With exceptions, trial courts obviously have discretion as to the admissibility of evidence at trial. However, the nexus between retail medical bills and any noneconomic damages, such as pain and suffering and emotional distress, has become very remote, and lacking in validity, over the last several years. It is difficult to envision how presenting retail medical bills, which often are satisfied at incredibly discounted rates, has probative value as to how much a Plaintiff has suffered or not suffered from an injury. Any attempt by the Defendant to admit the medical bills when the Plaintiff is not claiming them as an element of damage should be met with an objection and an aggressive explanation that there is no reasonable nexus between the amount of the medical bills and the element of damages being claimed by the Plaintiff. Clearly, a Plaintiff can sustain emotional distress, mental anguish, pain the suffering that in no way is connected to the medical bills. If the Plaintiff is not claiming that their damages of emotional distress, mental anguish, pain and suffering are related to the medical bills, then the Defendant should not be allowed to circumvent same by admitting the medical bills on this very issue.

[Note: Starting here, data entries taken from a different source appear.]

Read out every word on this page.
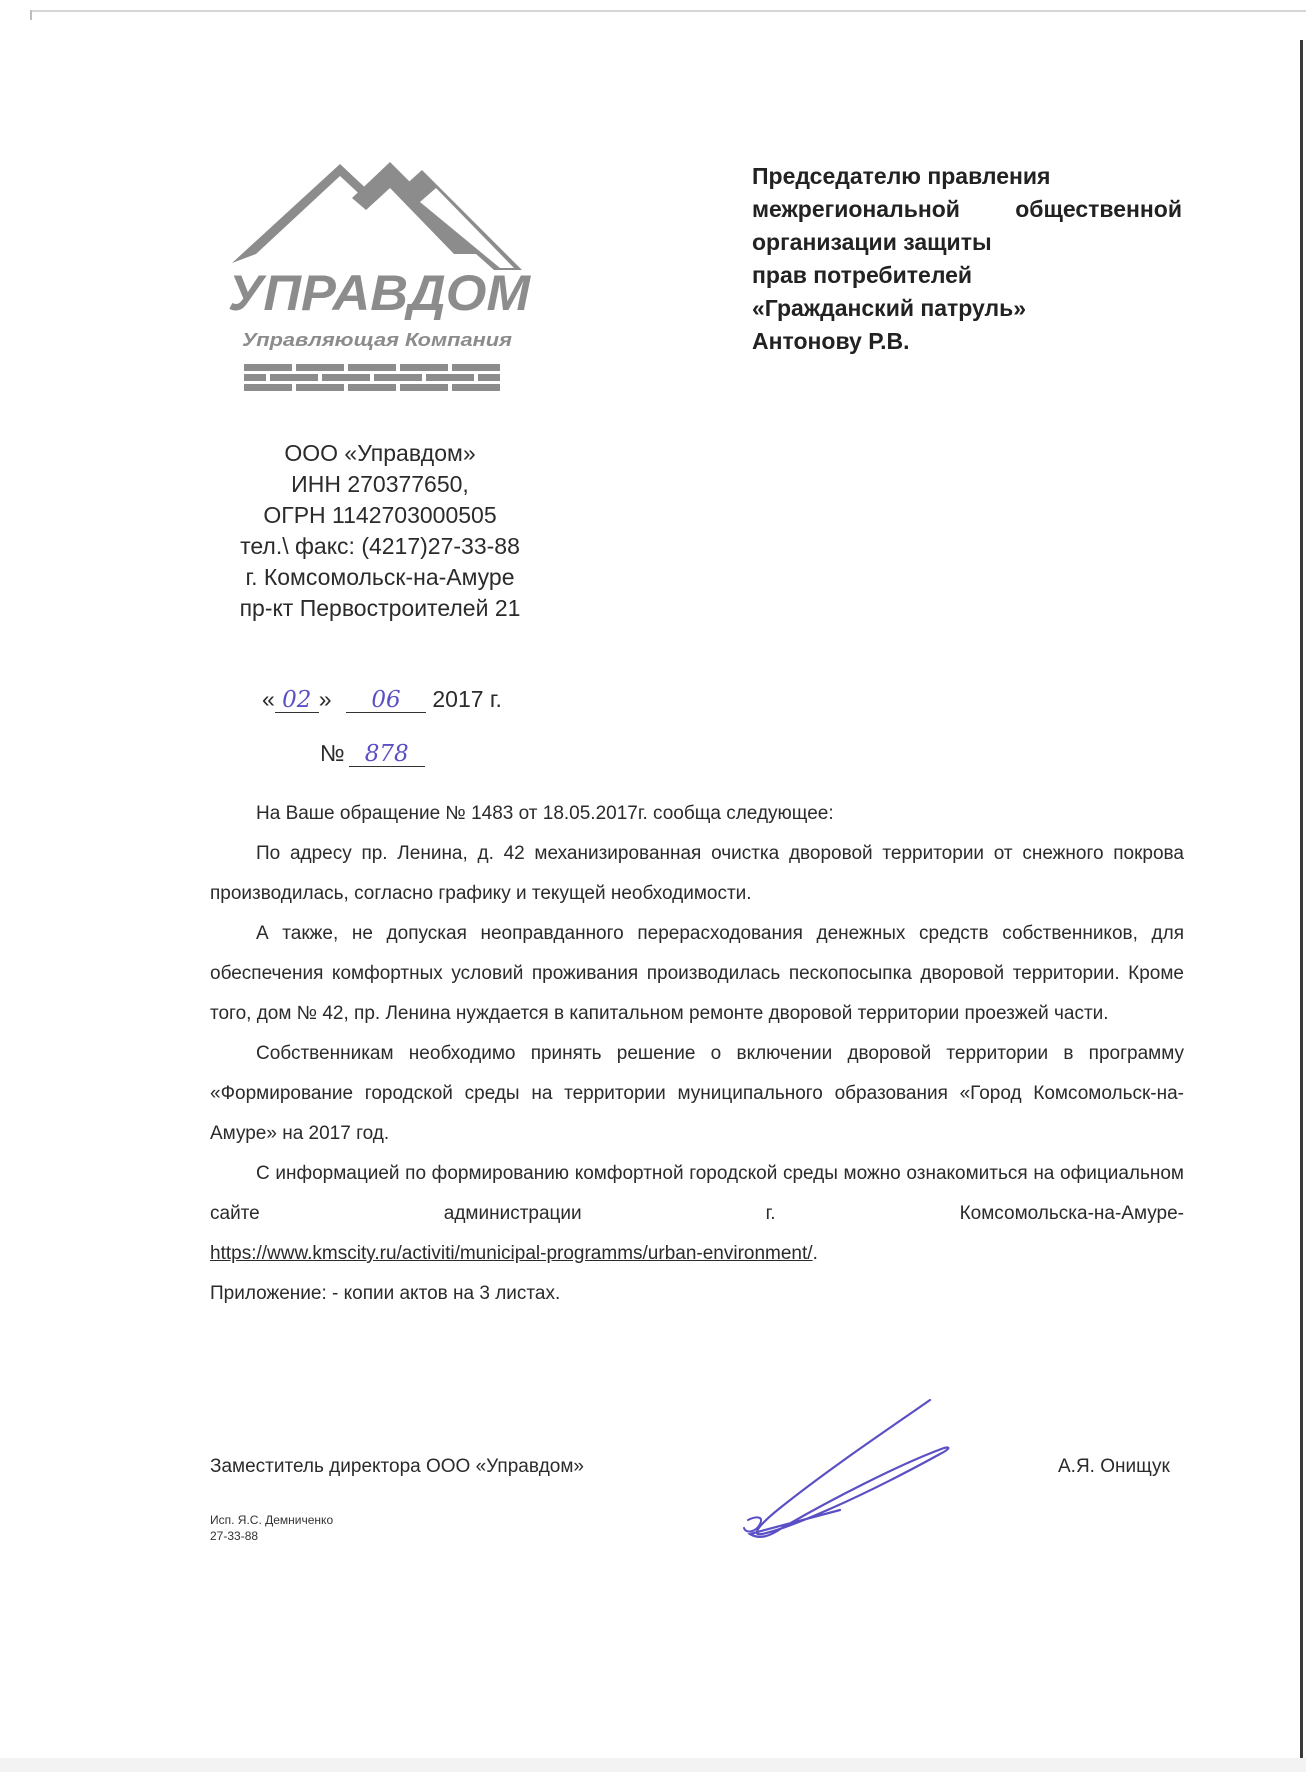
УПРАВДОМ
Управляющая Компания
Председателю правления
межрегиональной общественной
организации защиты
прав потребителей
«Гражданский патруль»
Антонову Р.В.
ООО «Управдом»
ИНН 270377650,
ОГРН 1142703000505
тел.\ факс: (4217)27-33-88
г. Комсомольск-на-Амуре
пр-кт Первостроителей 21
« 02 » 06 2017 г.
№ 878

На Ваше обращение № 1483 от 18.05.2017г. сообща следующее:

По адресу пр. Ленина, д. 42 механизированная очистка дворовой территории от снежного покрова производилась, согласно графику и текущей необходимости.

А также, не допуская неоправданного перерасходования денежных средств собственников, для обеспечения комфортных условий проживания производилась пескопосыпка дворовой территории. Кроме того, дом № 42, пр. Ленина нуждается в капитальном ремонте дворовой территории проезжей части.

Собственникам необходимо принять решение о включении дворовой территории в программу «Формирование городской среды на территории муниципального образования «Город Комсомольск-на-Амуре» на 2017 год.

С информацией по формированию комфортной городской среды можно ознакомиться на официальном сайте администрации г. Комсомольска-на-Амуре-

https://www.kmscity.ru/activiti/municipal-programms/urban-environment/.

Приложение: - копии актов на 3 листах.

Заместитель директора ООО «Управдом»	А.Я. Онищук
Исп. Я.С. Демниченко
27-33-88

Additionally, any argument of a nexus between medical bills and non-economic damages, such as pain and suffering, would likely be the subject of expert testimony. Typically, there is no such expert testimony from a medical provider and/or someone qualified to explain how retail medical bills are probative of the claim of pain and suffering and emotional distress. Surely, a determination as to any connection between medical bills and pain and suffering would not be within the purview of lay people alone to decide.

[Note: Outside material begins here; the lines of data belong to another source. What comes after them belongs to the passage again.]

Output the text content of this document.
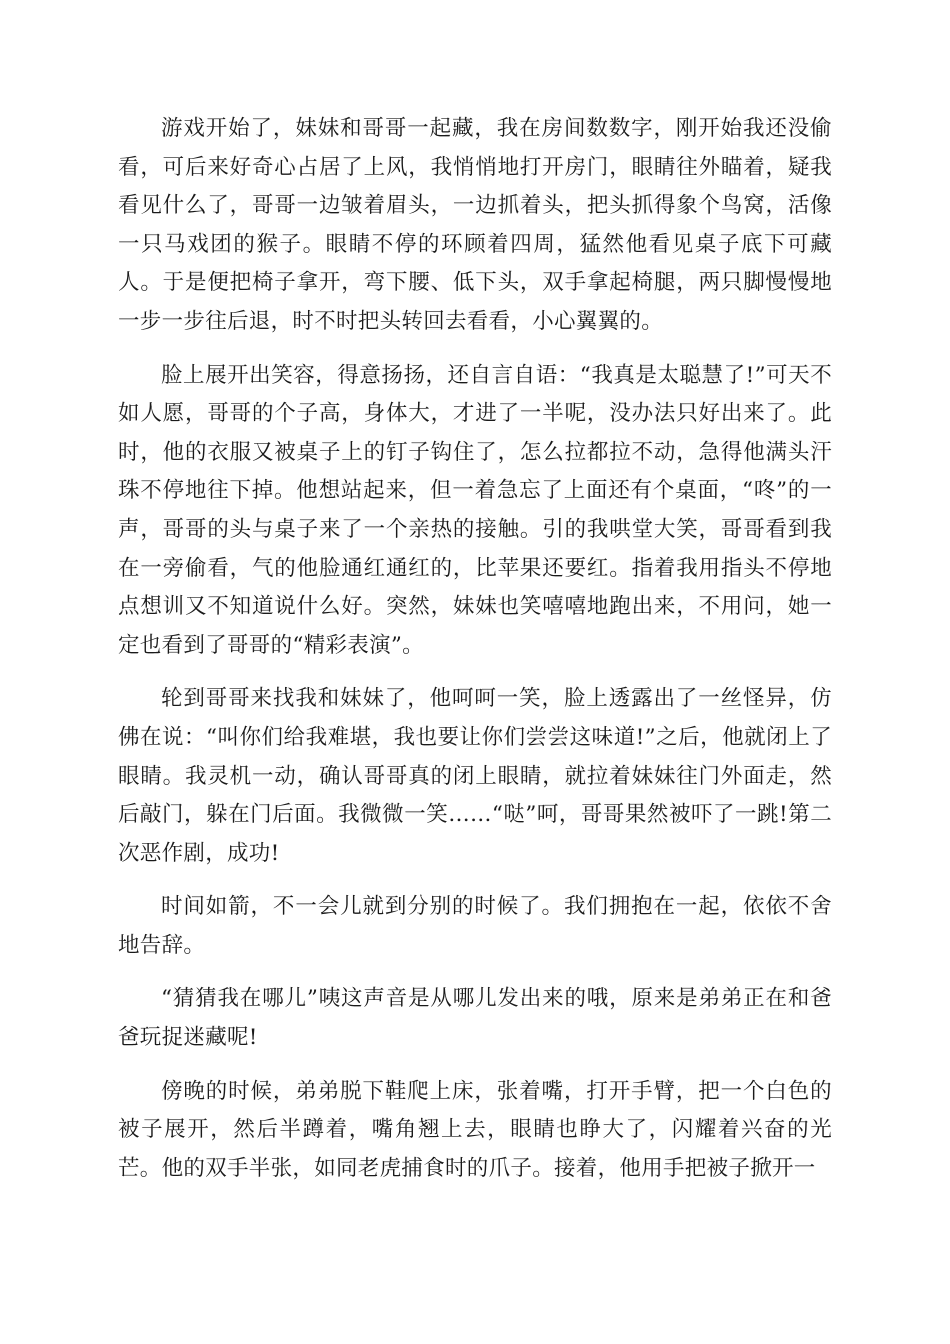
游戏开始了，妹妹和哥哥一起藏，我在房间数数字，刚开始我还没偷看，可后来好奇心占居了上风，我悄悄地打开房门，眼睛往外瞄着，疑我看见什么了，哥哥一边皱着眉头，一边抓着头，把头抓得象个鸟窝，活像一只马戏团的猴子。眼睛不停的环顾着四周，猛然他看见桌子底下可藏人。于是便把椅子拿开，弯下腰、低下头，双手拿起椅腿，两只脚慢慢地一步一步往后退，时不时把头转回去看看，小心翼翼的。

脸上展开出笑容，得意扬扬，还自言自语：“我真是太聪慧了!”可天不如人愿，哥哥的个子高，身体大，才进了一半呢，没办法只好出来了。此时，他的衣服又被桌子上的钉子钩住了，怎么拉都拉不动，急得他满头汗珠不停地往下掉。他想站起来，但一着急忘了上面还有个桌面，“咚”的一声，哥哥的头与桌子来了一个亲热的接触。引的我哄堂大笑，哥哥看到我在一旁偷看，气的他脸通红通红的，比苹果还要红。指着我用指头不停地点想训又不知道说什么好。突然，妹妹也笑嘻嘻地跑出来，不用问，她一定也看到了哥哥的“精彩表演”。

轮到哥哥来找我和妹妹了，他呵呵一笑，脸上透露出了一丝怪异，仿佛在说：“叫你们给我难堪，我也要让你们尝尝这味道!”之后，他就闭上了眼睛。我灵机一动，确认哥哥真的闭上眼睛，就拉着妹妹往门外面走，然后敲门，躲在门后面。我微微一笑……“哒”呵，哥哥果然被吓了一跳!第二次恶作剧，成功!

时间如箭，不一会儿就到分别的时候了。我们拥抱在一起，依依不舍地告辞。

“猜猜我在哪儿”咦这声音是从哪儿发出来的哦，原来是弟弟正在和爸爸玩捉迷藏呢!

傍晚的时候，弟弟脱下鞋爬上床，张着嘴，打开手臂，把一个白色的被子展开，然后半蹲着，嘴角翘上去，眼睛也睁大了，闪耀着兴奋的光芒。他的双手半张，如同老虎捕食时的爪子。接着，他用手把被子掀开一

Finally, it is important for all attorneys to understand that with the exception of medical bills and the application of Ala. Code § 12-21-45, the collateral source rule is alive and well in Alabama. American Legion Post No. 57 v. Leahey, 681 So. 2d 1337 (Ala/ 1996). For instance, indemnity payments by a workers’ compensation carrier for a worker’s time off from work following a work-related injury would not be admissible in a third-party case. Likewise, short-term or long-term disability payments for a person’s time off from work and life insurance payments in a wrongful death case are not admissible.

Plaintiff’s attorneys would be well advised to exclude evidence of medical bills in circumstances where the Plaintiff is not claiming them as an element of damages. The admissibility or inadmissibility of this evidence can have a meaningful impact on the outcome of any personal injury case.